About Your Ranchers at Alderspring Ranch Grass Fed Organic Beef
Alderspring Ranch is a rarity in the world of corporate agriculture: a family-owned and operated ranch. Glenn and Caryl Elzinga and their family are personally responsible for every aspect of the making of Alderspring Ranch Grass Fed Beef.
GLENN: With training in forestry and forest ecology, Glenn began his forestry career in Maine. In the mid 1980s, he moved to Salmon, Idaho where he worked as District Forester for the Salmon BLM for over a decade.
As his family began to grow, he realized he wanted a better way to raise kids than leaving them for work all day. So began his current career in ranching. After ranching for 14 years, Glenn's cattle herd has grown from 7 head to over 200. He keeps his hand in forestry by working with his wife, Caryl, on consulting projects and by horse-logging occasionally with his two Belgian mares, Pet and Pat. He hopes to train his new draft Suffolk geldings, Red and Snap, to log as well.

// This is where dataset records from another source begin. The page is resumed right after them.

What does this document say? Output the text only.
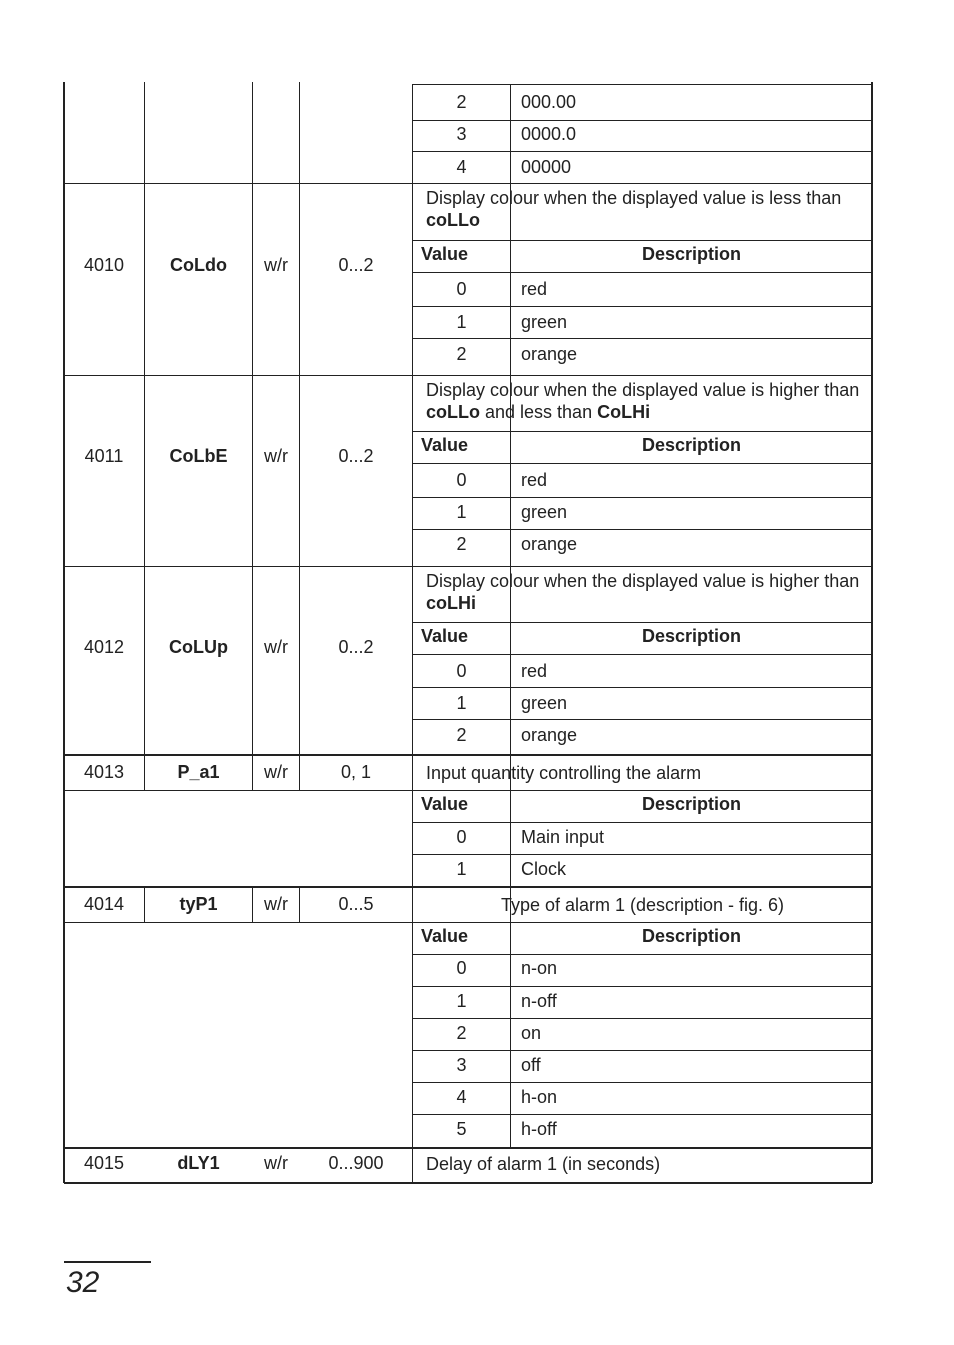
2	000.00
3	0000.0
4	00000
4010	CoLdo	w/r	0...2
Display colour when the displayed value is less than coLLo
Value	Description
0	red
1	green
2	orange
4011	CoLbE	w/r	0...2
Display colour when the displayed value is higher than coLLo and less than CoLHi
Value	Description
0	red
1	green
2	orange
4012	CoLUp	w/r	0...2
Display colour when the displayed value is higher than coLHi
Value	Description
0	red
1	green
2	orange
4013	P_a1	w/r	0, 1	Input quantity controlling the alarm
Value	Description
0	Main input
1	Clock
4014	tyP1	w/r	0...5	Type of alarm 1 (description - fig. 6)
Value	Description
0	n-on
1	n-off
2	on
3	off
4	h-on
5	h-off
4015	dLY1	w/r	0...900	Delay of alarm 1 (in seconds)
32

CARYL: Caryl is a farmer's daughter, having grown up on a farm in Indiana. Trained as a plant ecologist, she finished her Ph.D. at the University of Wisconsin in the early 1990s. After working as an agency botanist for about 8 years, she started her own company, Alderspring Ecological Consulting. She specializes in measuring and monitoring plant populations and communities for research and resource management purposes, and has published a book on monitoring (Monitoring Plant and Animal Populations; 2001; Blackwell Scientific). She also teaches short courses on monitoring. Currently, she is working on another book titled Wetland and Riparian Plants of the Intermountain West. In her "spare" time she is the webmaster for Alderspring Ranch.
The primary work for Glenn and Caryl now is raising their 7 children, ages ranging from 2 to 13 years old. Caryl only works part-time, and Glenn's ranch work allows him to work with the kids. They believe raising children on a ranch is a valuable gift to their daughters, one that includes clean air, water and food, learning the meaning of work, developing relationships with animals and the land, and a chance to work side by side with their parents.